Report: Qatar residents borrow far less from banks this year due to stricter rules

The number of personal loans given by banks in Qatar over the past eight months has fallen 18 percent, a new report by the QNB Group states.

The drop is due largely due to two reasons, according to the report.

The first is the setting up of a centralized credit bureau by Qatar Central Bank, which assesses the creditworthiness of potential borrowers.

The second is QCB’s tightening of lending norms, which it did in April of 2011 following an outcry over the rising debt of Qataris.

Some 75 percent of nationals are in debt, according to the 2011 National Development Strategy.
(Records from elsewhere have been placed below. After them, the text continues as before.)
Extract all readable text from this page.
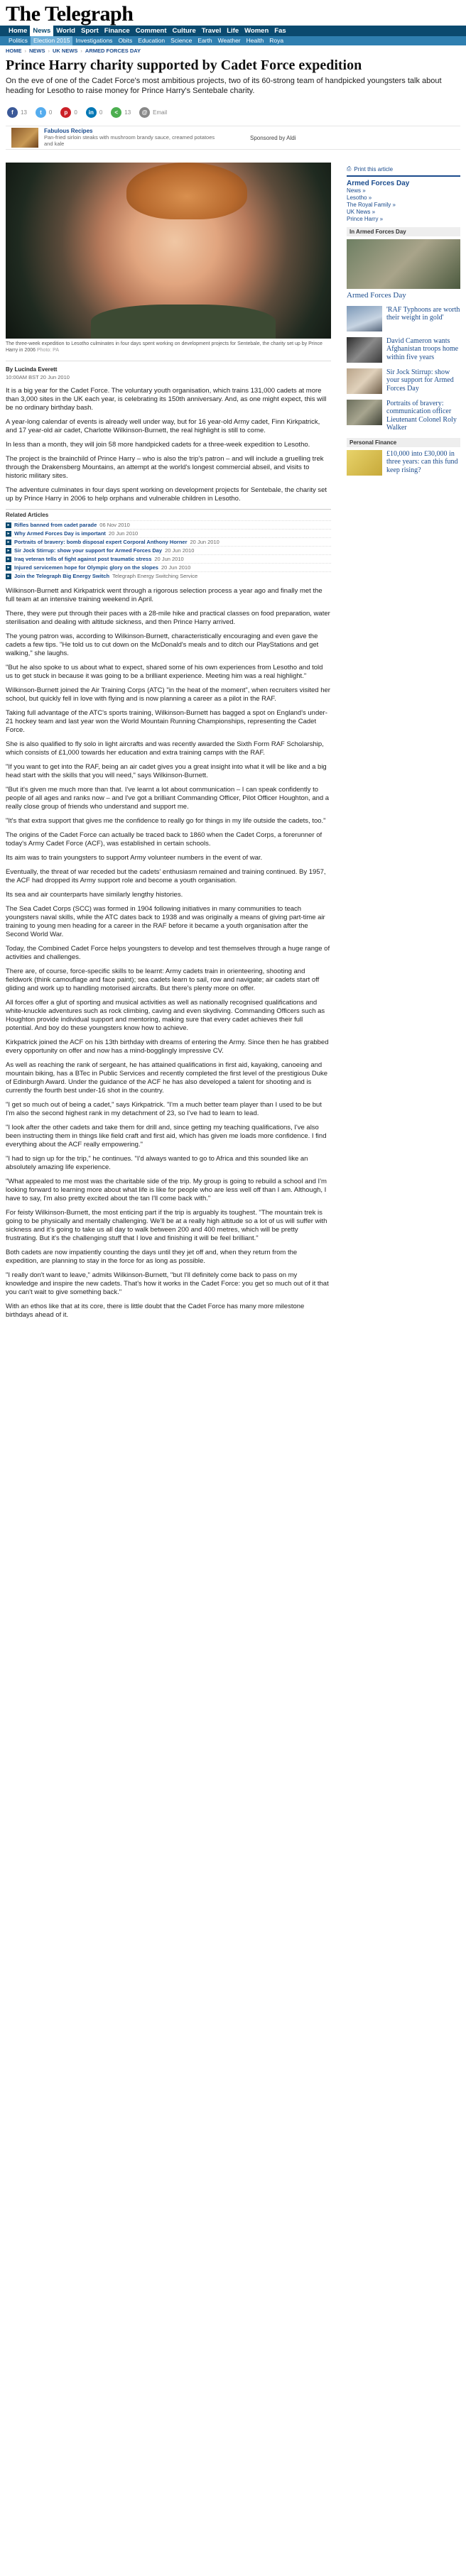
The Telegraph
Home News World Sport Finance Comment Culture Travel Life Women Fas
Politics Election 2015 Investigations Obits Education Science Earth Weather Health Roya
HOME › NEWS › UK NEWS › ARMED FORCES DAY
Prince Harry charity supported by Cadet Force expedition

On the eve of one of the Cadet Force's most ambitious projects, two of its 60-strong team of handpicked youngsters talk about heading for Lesotho to raise money for Prince Harry's Sentebale charity.

f	13	t	0	p	0	in 0	<	13	@ Email
Fabulous Recipes
Pan-fried sirloin steaks with mushroom brandy sauce, creamed potatoes and kale
Sponsored by Aldi
The three-week expedition to Lesotho culminates in four days spent working on development projects for Sentebale, the charity set up by Prince Harry in 2006 Photo: PA
By Lucinda Everett
10:00AM BST 20 Jun 2010

It is a big year for the Cadet Force. The voluntary youth organisation, which trains 131,000 cadets at more than 3,000 sites in the UK each year, is celebrating its 150th anniversary. And, as one might expect, this will be no ordinary birthday bash.

A year-long calendar of events is already well under way, but for 16 year-old Army cadet, Finn Kirkpatrick, and 17 year-old air cadet, Charlotte Wilkinson-Burnett, the real highlight is still to come.

In less than a month, they will join 58 more handpicked cadets for a three-week expedition to Lesotho.

The project is the brainchild of Prince Harry – who is also the trip's patron – and will include a gruelling trek through the Drakensberg Mountains, an attempt at the world's longest commercial abseil, and visits to historic military sites.

The adventure culminates in four days spent working on development projects for Sentebale, the charity set up by Prince Harry in 2006 to help orphans and vulnerable children in Lesotho.

Related Articles
▸ Rifles banned from cadet parade 06 Nov 2010
▸ Why Armed Forces Day is important 20 Jun 2010
▸ Portraits of bravery: bomb disposal expert Corporal Anthony Horner 20 Jun 2010
▸ Sir Jock Stirrup: show your support for Armed Forces Day 20 Jun 2010
▸ Iraq veteran tells of fight against post traumatic stress 20 Jun 2010
▸ Injured servicemen hope for Olympic glory on the slopes 20 Jun 2010
▸ Join the Telegraph Big Energy Switch Telegraph Energy Switching Service

Wilkinson-Burnett and Kirkpatrick went through a rigorous selection process a year ago and finally met the full team at an intensive training weekend in April.

There, they were put through their paces with a 28-mile hike and practical classes on food preparation, water sterilisation and dealing with altitude sickness, and then Prince Harry arrived.

The young patron was, according to Wilkinson-Burnett, characteristically encouraging and even gave the cadets a few tips. "He told us to cut down on the McDonald's meals and to ditch our PlayStations and get walking," she laughs.

"But he also spoke to us about what to expect, shared some of his own experiences from Lesotho and told us to get stuck in because it was going to be a brilliant experience. Meeting him was a real highlight."

Wilkinson-Burnett joined the Air Training Corps (ATC) "in the heat of the moment", when recruiters visited her school, but quickly fell in love with flying and is now planning a career as a pilot in the RAF.

Taking full advantage of the ATC's sports training, Wilkinson-Burnett has bagged a spot on England's under-21 hockey team and last year won the World Mountain Running Championships, representing the Cadet Force.

She is also qualified to fly solo in light aircrafts and was recently awarded the Sixth Form RAF Scholarship, which consists of £1,000 towards her education and extra training camps with the RAF.

"If you want to get into the RAF, being an air cadet gives you a great insight into what it will be like and a big head start with the skills that you will need," says Wilkinson-Burnett.

"But it's given me much more than that. I've learnt a lot about communication – I can speak confidently to people of all ages and ranks now – and I've got a brilliant Commanding Officer, Pilot Officer Houghton, and a really close group of friends who understand and support me.

"It's that extra support that gives me the confidence to really go for things in my life outside the cadets, too."

The origins of the Cadet Force can actually be traced back to 1860 when the Cadet Corps, a forerunner of today's Army Cadet Force (ACF), was established in certain schools.

Its aim was to train youngsters to support Army volunteer numbers in the event of war.

Eventually, the threat of war receded but the cadets' enthusiasm remained and training continued. By 1957, the ACF had dropped its Army support role and become a youth organisation.

Its sea and air counterparts have similarly lengthy histories.

The Sea Cadet Corps (SCC) was formed in 1904 following initiatives in many communities to teach youngsters naval skills, while the ATC dates back to 1938 and was originally a means of giving part-time air training to young men heading for a career in the RAF before it became a youth organisation after the Second World War.

Today, the Combined Cadet Force helps youngsters to develop and test themselves through a huge range of activities and challenges.

There are, of course, force-specific skills to be learnt: Army cadets train in orienteering, shooting and fieldwork (think camouflage and face paint); sea cadets learn to sail, row and navigate; air cadets start off gliding and work up to handling motorised aircrafts. But there's plenty more on offer.

All forces offer a glut of sporting and musical activities as well as nationally recognised qualifications and white-knuckle adventures such as rock climbing, caving and even skydiving. Commanding Officers such as Houghton provide individual support and mentoring, making sure that every cadet achieves their full potential. And boy do these youngsters know how to achieve.

Kirkpatrick joined the ACF on his 13th birthday with dreams of entering the Army. Since then he has grabbed every opportunity on offer and now has a mind-bogglingly impressive CV.

As well as reaching the rank of sergeant, he has attained qualifications in first aid, kayaking, canoeing and mountain biking, has a BTec in Public Services and recently completed the first level of the prestigious Duke of Edinburgh Award. Under the guidance of the ACF he has also developed a talent for shooting and is currently the fourth best under-16 shot in the country.

"I get so much out of being a cadet," says Kirkpatrick. "I'm a much better team player than I used to be but I'm also the second highest rank in my detachment of 23, so I've had to learn to lead.

"I look after the other cadets and take them for drill and, since getting my teaching qualifications, I've also been instructing them in things like field craft and first aid, which has given me loads more confidence. I find everything about the ACF really empowering."

"I had to sign up for the trip," he continues. "I'd always wanted to go to Africa and this sounded like an absolutely amazing life experience.

"What appealed to me most was the charitable side of the trip. My group is going to rebuild a school and I'm looking forward to learning more about what life is like for people who are less well off than I am. Although, I have to say, I'm also pretty excited about the tan I'll come back with."

For feisty Wilkinson-Burnett, the most enticing part if the trip is arguably its toughest. "The mountain trek is going to be physically and mentally challenging. We'll be at a really high altitude so a lot of us will suffer with sickness and it's going to take us all day to walk between 200 and 400 metres, which will be pretty frustrating. But it's the challenging stuff that I love and finishing it will be feel brilliant."

Both cadets are now impatiently counting the days until they jet off and, when they return from the expedition, are planning to stay in the force for as long as possible.

"I really don't want to leave," admits Wilkinson-Burnett, "but I'll definitely come back to pass on my knowledge and inspire the new cadets. That's how it works in the Cadet Force: you get so much out of it that you can't wait to give something back."

With an ethos like that at its core, there is little doubt that the Cadet Force has many more milestone birthdays ahead of it.

⎙ Print this article
Armed Forces Day
News »
Lesotho »
The Royal Family »
UK News »
Prince Harry »
In Armed Forces Day
Armed Forces Day
'RAF Typhoons are worth their weight in gold'
David Cameron wants Afghanistan troops home within five years
Sir Jock Stirrup: show your support for Armed Forces Day
Portraits of bravery: communication officer Lieutenant Colonel Roly Walker
Personal Finance
£10,000 into £30,000 in three years: can this fund keep rising?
Most owe an average of QR250,000. Qatar hopes to halve the number of indebted nationals by 2016, the report states.

In 2011, QCB placed a ceiling of QR400,000 on personal loans to expats and dropped the loan limit for nationals to QR2 million from QR2.5 million.

But that still comes with a generous repayment period of six years.
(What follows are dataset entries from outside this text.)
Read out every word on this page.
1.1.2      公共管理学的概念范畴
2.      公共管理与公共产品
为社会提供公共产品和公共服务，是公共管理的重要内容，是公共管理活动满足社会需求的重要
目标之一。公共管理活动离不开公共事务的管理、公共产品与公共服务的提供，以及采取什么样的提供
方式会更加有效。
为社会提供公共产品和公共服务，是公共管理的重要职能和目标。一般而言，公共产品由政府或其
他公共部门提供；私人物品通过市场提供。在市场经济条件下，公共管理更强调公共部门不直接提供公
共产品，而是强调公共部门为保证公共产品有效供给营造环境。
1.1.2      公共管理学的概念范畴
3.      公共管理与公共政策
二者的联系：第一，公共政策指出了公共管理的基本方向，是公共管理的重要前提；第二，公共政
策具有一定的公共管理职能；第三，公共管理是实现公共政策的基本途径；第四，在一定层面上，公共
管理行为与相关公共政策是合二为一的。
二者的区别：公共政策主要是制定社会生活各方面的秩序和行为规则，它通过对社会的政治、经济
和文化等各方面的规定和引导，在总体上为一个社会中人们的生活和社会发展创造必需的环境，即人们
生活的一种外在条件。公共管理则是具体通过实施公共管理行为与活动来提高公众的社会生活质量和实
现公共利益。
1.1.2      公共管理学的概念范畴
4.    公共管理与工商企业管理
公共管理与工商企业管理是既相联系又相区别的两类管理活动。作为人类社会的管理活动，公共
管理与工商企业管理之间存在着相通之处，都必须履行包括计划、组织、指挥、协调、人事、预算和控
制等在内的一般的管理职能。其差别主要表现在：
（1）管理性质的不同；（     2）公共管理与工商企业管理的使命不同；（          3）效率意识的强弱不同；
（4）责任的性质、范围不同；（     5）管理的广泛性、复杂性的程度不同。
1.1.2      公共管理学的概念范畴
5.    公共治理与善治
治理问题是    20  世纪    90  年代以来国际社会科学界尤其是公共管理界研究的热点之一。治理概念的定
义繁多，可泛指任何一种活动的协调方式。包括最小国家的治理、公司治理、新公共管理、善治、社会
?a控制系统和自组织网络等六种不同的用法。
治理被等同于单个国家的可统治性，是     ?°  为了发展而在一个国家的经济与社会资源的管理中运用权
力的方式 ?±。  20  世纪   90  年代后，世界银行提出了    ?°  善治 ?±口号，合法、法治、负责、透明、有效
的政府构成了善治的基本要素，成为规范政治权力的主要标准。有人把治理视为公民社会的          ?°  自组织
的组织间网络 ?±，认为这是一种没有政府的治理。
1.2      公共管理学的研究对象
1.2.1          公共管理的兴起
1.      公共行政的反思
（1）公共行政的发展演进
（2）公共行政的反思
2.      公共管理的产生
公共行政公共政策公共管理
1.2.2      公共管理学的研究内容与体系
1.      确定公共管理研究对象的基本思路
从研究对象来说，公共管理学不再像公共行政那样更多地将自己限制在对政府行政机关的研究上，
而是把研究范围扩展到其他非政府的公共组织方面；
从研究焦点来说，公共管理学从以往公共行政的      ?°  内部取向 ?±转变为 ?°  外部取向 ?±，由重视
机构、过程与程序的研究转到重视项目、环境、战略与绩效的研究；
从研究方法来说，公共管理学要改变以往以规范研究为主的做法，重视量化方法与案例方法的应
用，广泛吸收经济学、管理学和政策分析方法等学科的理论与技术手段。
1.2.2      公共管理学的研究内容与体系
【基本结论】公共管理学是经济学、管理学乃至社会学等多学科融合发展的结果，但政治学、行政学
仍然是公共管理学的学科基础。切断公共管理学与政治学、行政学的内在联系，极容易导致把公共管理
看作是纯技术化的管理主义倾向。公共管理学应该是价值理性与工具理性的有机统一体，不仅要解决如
Meanwhile, lending to government and quasi-government agencies rose an astonishing 35 percent to QR201.3 billion ($55.3 billion) from January to August of this year, the QNB report states.
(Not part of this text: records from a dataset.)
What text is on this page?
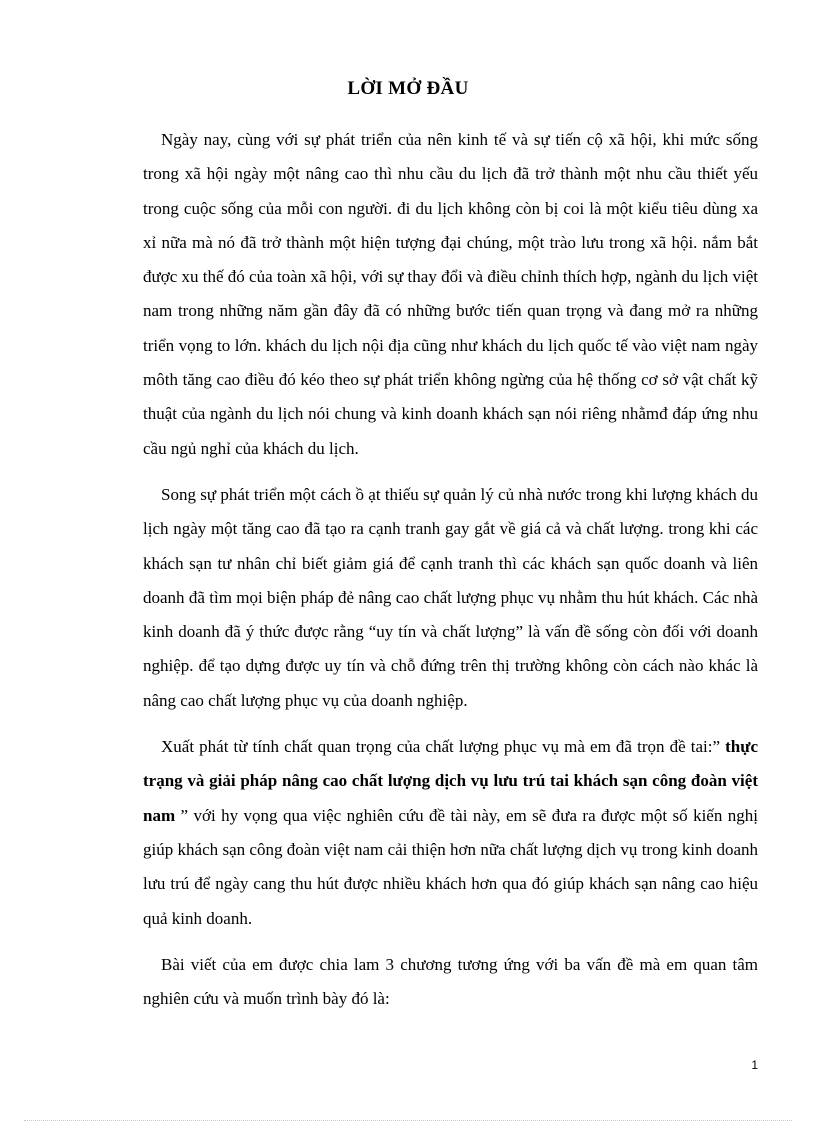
LỜI MỞ ĐẦU

Ngày nay, cùng với sự phát triển của nên kinh tế và sự tiến cộ xã hội, khi mức sống trong xã hội ngày một nâng cao thì nhu cầu du lịch đã trở thành một nhu cầu thiết yếu trong cuộc sống của mỗi con người. đi du lịch không còn bị coi là một kiểu tiêu dùng xa xỉ nữa mà nó đã trở thành một hiện tượng đại chúng, một trào lưu trong xã hội. nắm bắt được xu thế đó của toàn xã hội, với sự thay đổi và điều chỉnh thích hợp, ngành du lịch việt nam trong những năm gần đây đã có những bước tiến quan trọng và đang mở ra những triển vọng to lớn. khách du lịch nội địa cũng như khách du lịch quốc tế vào việt nam ngày môth tăng cao điều đó kéo theo sự phát triển không ngừng của hệ thống cơ sở vật chất kỹ thuật của ngành du lịch nói chung và kinh doanh khách sạn nói riêng nhằmđ đáp ứng nhu cầu ngủ nghỉ của khách du lịch.

Song sự phát triển một cách ồ ạt thiếu sự quản lý củ nhà nước trong khi lượng khách du lịch ngày một tăng cao đã tạo ra cạnh tranh gay gắt về giá cả và chất lượng. trong khi các khách sạn tư nhân chỉ biết giảm giá để cạnh tranh thì các khách sạn quốc doanh và liên doanh đã tìm mọi biện pháp đẻ nâng cao chất lượng phục vụ nhằm thu hút khách. Các nhà kinh doanh đã ý thức được rằng “uy tín và chất lượng” là vấn đề sống còn đối với doanh nghiệp. để tạo dựng được uy tín và chỗ đứng trên thị trường không còn cách nào khác là nâng cao chất lượng phục vụ của doanh nghiệp.

Xuất phát từ tính chất quan trọng của chất lượng phục vụ mà em đã trọn đề tai:” thực trạng và giải pháp nâng cao chất lượng dịch vụ lưu trú tai khách sạn công đoàn việt nam ” với hy vọng qua việc nghiên cứu đề tài này, em sẽ đưa ra được một số kiến nghị giúp khách sạn công đoàn việt nam cải thiện hơn nữa chất lượng dịch vụ trong kinh doanh lưu trú để ngày cang thu hút được nhiều khách hơn qua đó giúp khách sạn nâng cao hiệu quả kinh doanh.

Bài viết của em được chia lam 3 chương tương ứng với ba vấn đề mà em quan tâm nghiên cứu và muốn trình bày đó là:

1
That sector now gets 42 percent of the total number of loans issued by banks, nearly double the rate from five years ago.

According to the report:

Financing of large capital investments in developing the country’s infrastructure has been the key driver of public sector loan growth.

Government agencies, semi agencies and large corporate, which are engaged across economic sectors, are expected to continue to be the main driver of loan growth given the large development program and infrastructure projects underway and to be implemented in the short to medium term.